Collecte massive de données
Pour le sénateur de centre gauche Felipe Harboe, du Parti pour la démocratie, le Chili est «très en retard en termes de protection des données personnelles. La loi actuelle date de 1999 et ne prévoit pas la création d’une autorité de contrôle», regrette-t-il. Sans compter qu’en cas d’usage frauduleux de données personnelles, les sanctions sont très faibles.
Cette collecte massive de données a eu un impact direct sur la vie d’Alejandro Matamala, un quarantenaire qui travaille dans la construction.

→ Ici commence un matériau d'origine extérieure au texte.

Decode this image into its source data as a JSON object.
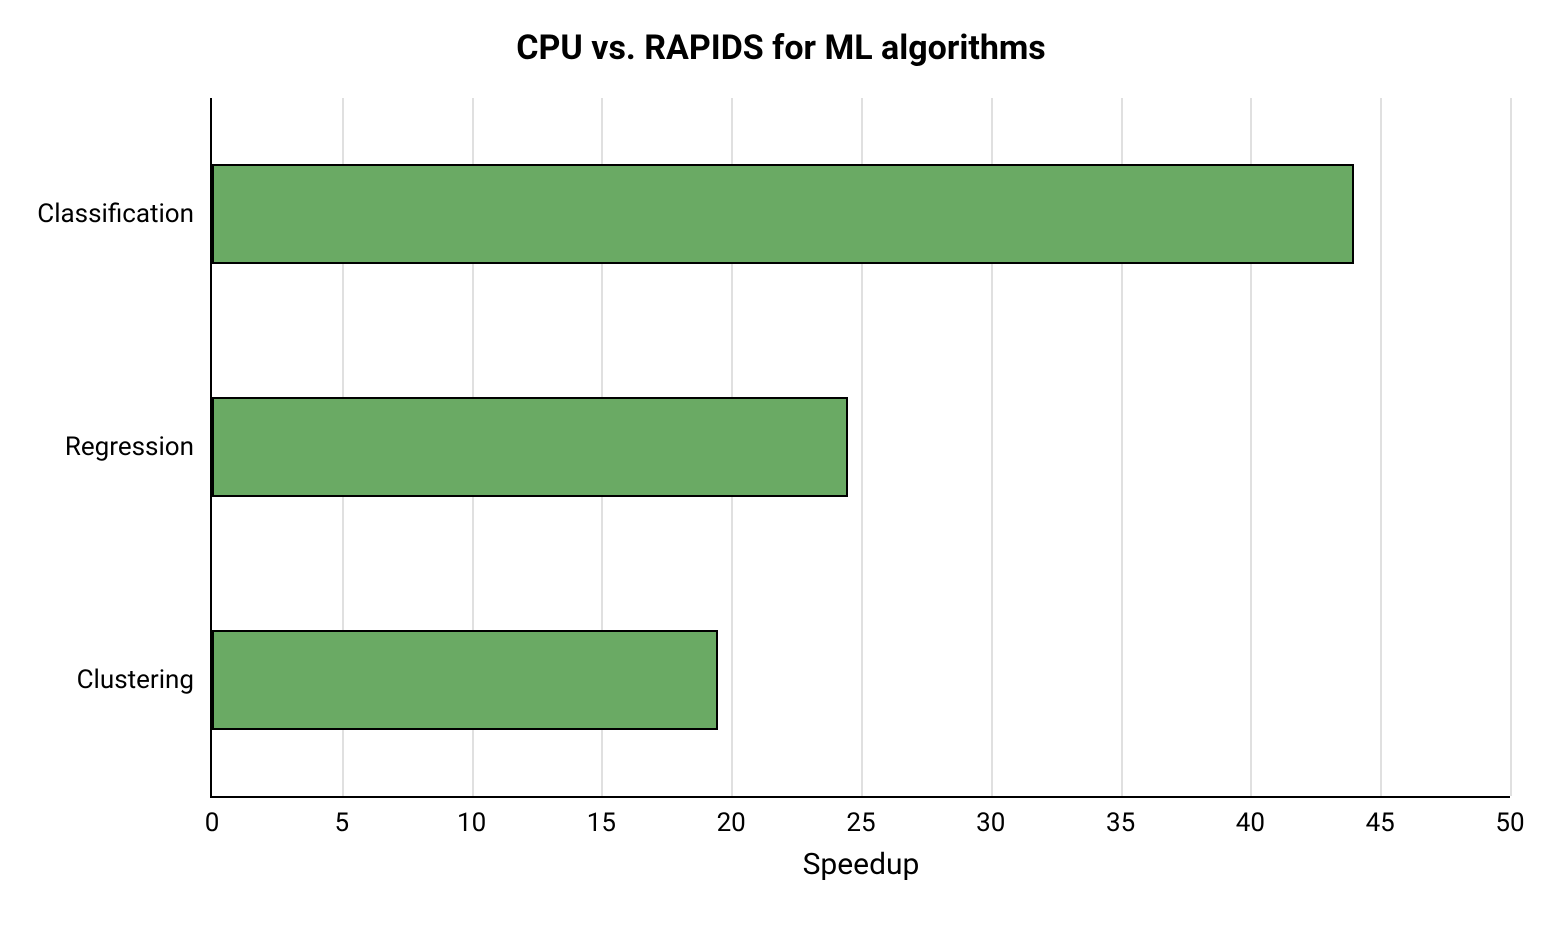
{
  "chart_data": {
    "type": "bar",
    "orientation": "horizontal",
    "title": "CPU vs. RAPIDS for ML algorithms",
    "xlabel": "Speedup",
    "ylabel": "",
    "categories": [
      "Classification",
      "Regression",
      "Clustering"
    ],
    "values": [
      44,
      24.5,
      19.5
    ],
    "xlim": [
      0,
      50
    ],
    "x_ticks": [
      0,
      5,
      10,
      15,
      20,
      25,
      30,
      35,
      40,
      45,
      50
    ],
    "bar_color": "#6aaa64",
    "grid": true
  }
}
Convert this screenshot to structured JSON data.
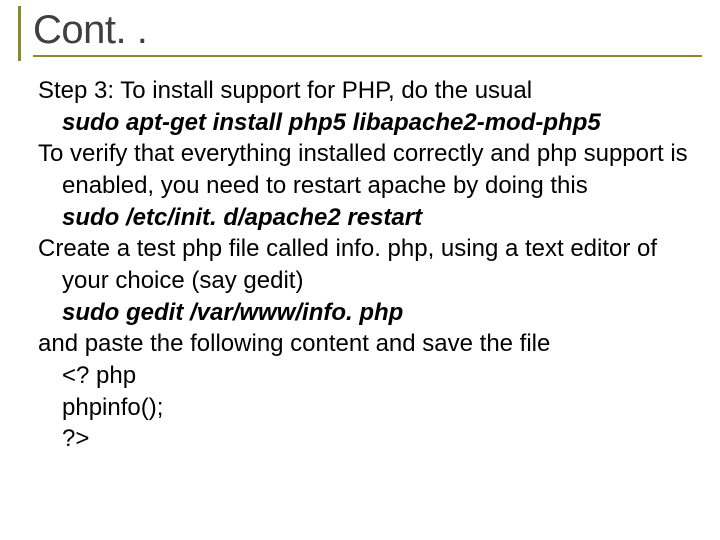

Il s’est vu refuser l’ouverture d’un compte courant, car il y a plusieurs années il avait «tardé à rembourser un crédit à la consommation souscrit auprès d’une enseigne de la grande distribution. Et cette information apparaissait sur l’écran de l’employé de la banque», se souvient-il.
Dans un pays encore très marqué par les réformes ultralibérales imposées sous la dictature du général Augusto Pinochet (1973-1990), presque tous les retards de paiement des particuliers, y compris pour des montants minimes, sont en effet inscrits sur un registre connu sous le nom de «Dicom». Pour le sénateur Felipe Harboe, cela «correspond à une vision néolibérale, de noter les personnes selon leur historique financier, en retenant uniquement les informations négatives. Et ceux qui défendent ce modèle soutiennent qu’il est préférable que ces données puissent circuler librement». Depuis le début du mouvement social qui a éclaté le 18 octobre 2019 contre les profondes inégalités dans le pays, on peut lire sur les murs de Santiago «Non au Dicom» et autres appels à effacer ce registre.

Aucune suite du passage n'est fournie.